Bloomberg’s Commodity Price Index is up 62% from April 2020 to April 2021. These are spot market prices, which means not every buyer is paying them. But, nothing like this has been seen since January 1980, at the end of the 1970s “stagflation” and when Paul Volcker as Federal Reserve chair was already crushing the economy to stop it – 10-year Treasury interest rates were then 13%, not 1.5% as now.
Wall Street and the City are very happy, so far, about this rapid inflation in various forms of producer prices, which their corporate clients are passing on to households across the world whose wage income – at best – is stagnant. At “regime change” leader BlackRock, Inc., its global head of thematic investing Evy Hambro enthused on Bloomberg Television May 8, “There’s still quite a lot of room to go. What we’re really doing is we’re testing the upper ranges of commodity markets to work out what the new price range is going to be.”
The UN Food and Agriculture Organization’s global food price index rose in April to 120.9, which represents a 30.7% increase in one year. Food inflation last reached this level in 2011. Corn wholesale prices have surged the most, averaging 142% in the past year. Otherwise, sugars and oils are rising in price most quickly. Economists will “explain” that food prices both to the farmer and at the supermarket have been deflating during most of the 21st Century. But that is not the point: A hyperinflationary policy of printing currency and avoiding productive investment has triggered a sudden and rising inflation, as EIR forecast it would last in the Fall and the EIR Alert in late Summer. This inflation is getting started, and it will not be “transitory” unless the policy is changed radically.
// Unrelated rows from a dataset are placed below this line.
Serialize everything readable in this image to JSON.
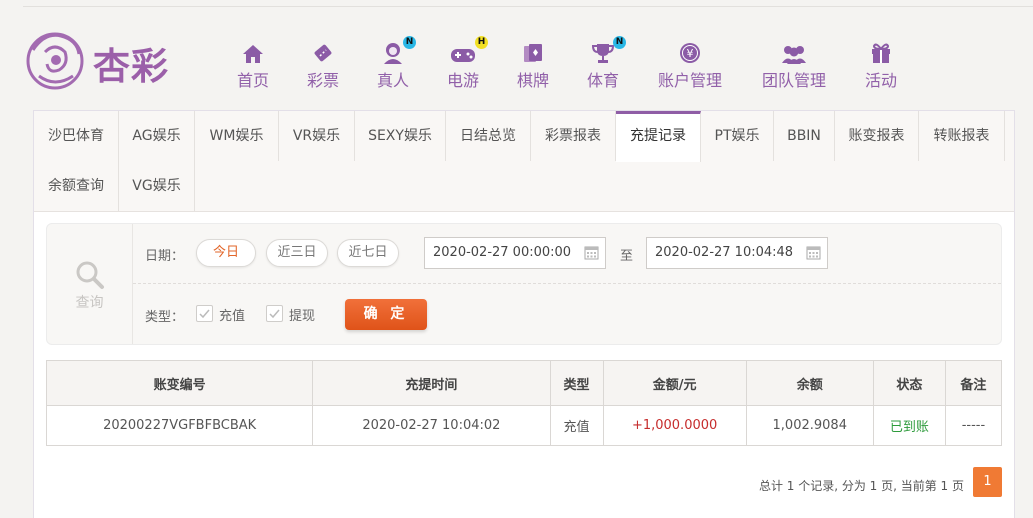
{
  "brand": {
    "logo_text": "杏彩"
  },
  "nav": [
    {
      "label": "首页",
      "icon": "home-icon",
      "badge": ""
    },
    {
      "label": "彩票",
      "icon": "ticket-icon",
      "badge": ""
    },
    {
      "label": "真人",
      "icon": "dealer-icon",
      "badge": "N"
    },
    {
      "label": "电游",
      "icon": "gamepad-icon",
      "badge": "H"
    },
    {
      "label": "棋牌",
      "icon": "cards-icon",
      "badge": ""
    },
    {
      "label": "体育",
      "icon": "trophy-icon",
      "badge": "N"
    },
    {
      "label": "账户管理",
      "icon": "yen-coin-icon",
      "badge": ""
    },
    {
      "label": "团队管理",
      "icon": "team-icon",
      "badge": ""
    },
    {
      "label": "活动",
      "icon": "gift-icon",
      "badge": ""
    }
  ],
  "tabs": [
    "沙巴体育",
    "AG娱乐",
    "WM娱乐",
    "VR娱乐",
    "SEXY娱乐",
    "日结总览",
    "彩票报表",
    "充提记录",
    "PT娱乐",
    "BBIN",
    "账变报表",
    "转账报表",
    "余额查询",
    "VG娱乐"
  ],
  "active_tab": "充提记录",
  "query": {
    "side_label": "查询",
    "date_label": "日期：",
    "ranges": [
      "今日",
      "近三日",
      "近七日"
    ],
    "active_range": "今日",
    "start": "2020-02-27 00:00:00",
    "sep": "至",
    "end": "2020-02-27 10:04:48",
    "type_label": "类型：",
    "types": [
      "充值",
      "提现"
    ],
    "submit": "确 定"
  },
  "table": {
    "headers": [
      "账变编号",
      "充提时间",
      "类型",
      "金额/元",
      "余额",
      "状态",
      "备注"
    ],
    "rows": [
      [
        "20200227VGFBFBCBAK",
        "2020-02-27 10:04:02",
        "充值",
        "+1,000.0000",
        "1,002.9084",
        "已到账",
        "-----"
      ]
    ]
  },
  "pager": {
    "summary": "总计 1 个记录, 分为 1 页, 当前第 1 页",
    "current": "1"
  },
  "colors": {
    "brand": "#9160a9",
    "accent": "#e2662a",
    "positive": "#2e9b3c",
    "amount": "#c62d2d"
  }
}
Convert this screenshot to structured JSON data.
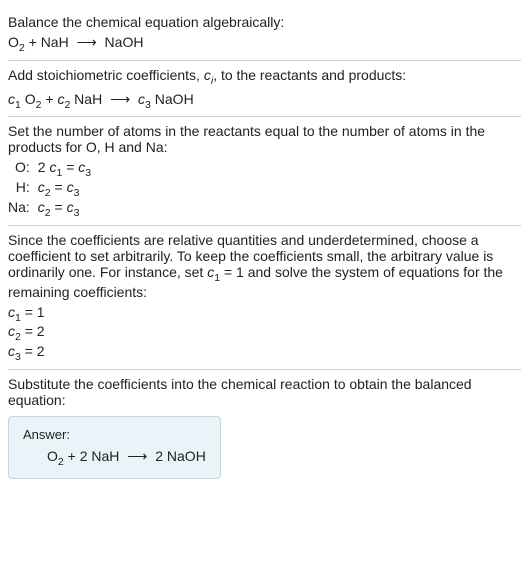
{
  "section1": {
    "intro": "Balance the chemical equation algebraically:",
    "eq_left": "O",
    "eq_left_sub": "2",
    "eq_plus": " + NaH ",
    "eq_arrow": "⟶",
    "eq_right": " NaOH"
  },
  "section2": {
    "intro_a": "Add stoichiometric coefficients, ",
    "intro_ci": "c",
    "intro_ci_sub": "i",
    "intro_b": ", to the reactants and products:",
    "c1": "c",
    "c1_sub": "1",
    "o2": " O",
    "o2_sub": "2",
    "plus": " + ",
    "c2": "c",
    "c2_sub": "2",
    "nah": " NaH ",
    "arrow": "⟶",
    "c3": " c",
    "c3_sub": "3",
    "naoh": " NaOH"
  },
  "section3": {
    "intro": "Set the number of atoms in the reactants equal to the number of atoms in the products for O, H and Na:",
    "rows": [
      {
        "label": "O:",
        "lhs_a": "2 ",
        "lhs_c": "c",
        "lhs_sub": "1",
        "eq": " = ",
        "rhs_c": "c",
        "rhs_sub": "3"
      },
      {
        "label": "H:",
        "lhs_a": "",
        "lhs_c": "c",
        "lhs_sub": "2",
        "eq": " = ",
        "rhs_c": "c",
        "rhs_sub": "3"
      },
      {
        "label": "Na:",
        "lhs_a": "",
        "lhs_c": "c",
        "lhs_sub": "2",
        "eq": " = ",
        "rhs_c": "c",
        "rhs_sub": "3"
      }
    ]
  },
  "section4": {
    "intro_a": "Since the coefficients are relative quantities and underdetermined, choose a coefficient to set arbitrarily. To keep the coefficients small, the arbitrary value is ordinarily one. For instance, set ",
    "intro_c": "c",
    "intro_c_sub": "1",
    "intro_b": " = 1 and solve the system of equations for the remaining coefficients:",
    "lines": [
      {
        "c": "c",
        "sub": "1",
        "val": " = 1"
      },
      {
        "c": "c",
        "sub": "2",
        "val": " = 2"
      },
      {
        "c": "c",
        "sub": "3",
        "val": " = 2"
      }
    ]
  },
  "section5": {
    "intro": "Substitute the coefficients into the chemical reaction to obtain the balanced equation:",
    "answer_label": "Answer:",
    "eq_a": "O",
    "eq_a_sub": "2",
    "eq_b": " + 2 NaH ",
    "eq_arrow": "⟶",
    "eq_c": " 2 NaOH"
  }
}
In the United States, the price of the median home purchase is 18% higher than one year ago. While rental inflation had fallen quite low during the pandemic (though the lowest-income renters faced the most inflation!), it is now ready to take off. Two very large rental owners, Invitation Homes and American Homes 4 Rent, are raising rents by 8-11% on all new leases and re-leases.
The April Consumer Price Index, defanged of inflation in every way Federal Reserve and Labor Department economists have been able to devise in 35 years of effort, will be published May 12. It tends to shape Americans’ “expectations” of inflation. That survey by the New York Federal Reserve Bank showed today, for example, that Americans expect home price inflation to be 5.5% in the coming year – when it is already 18% for the median home!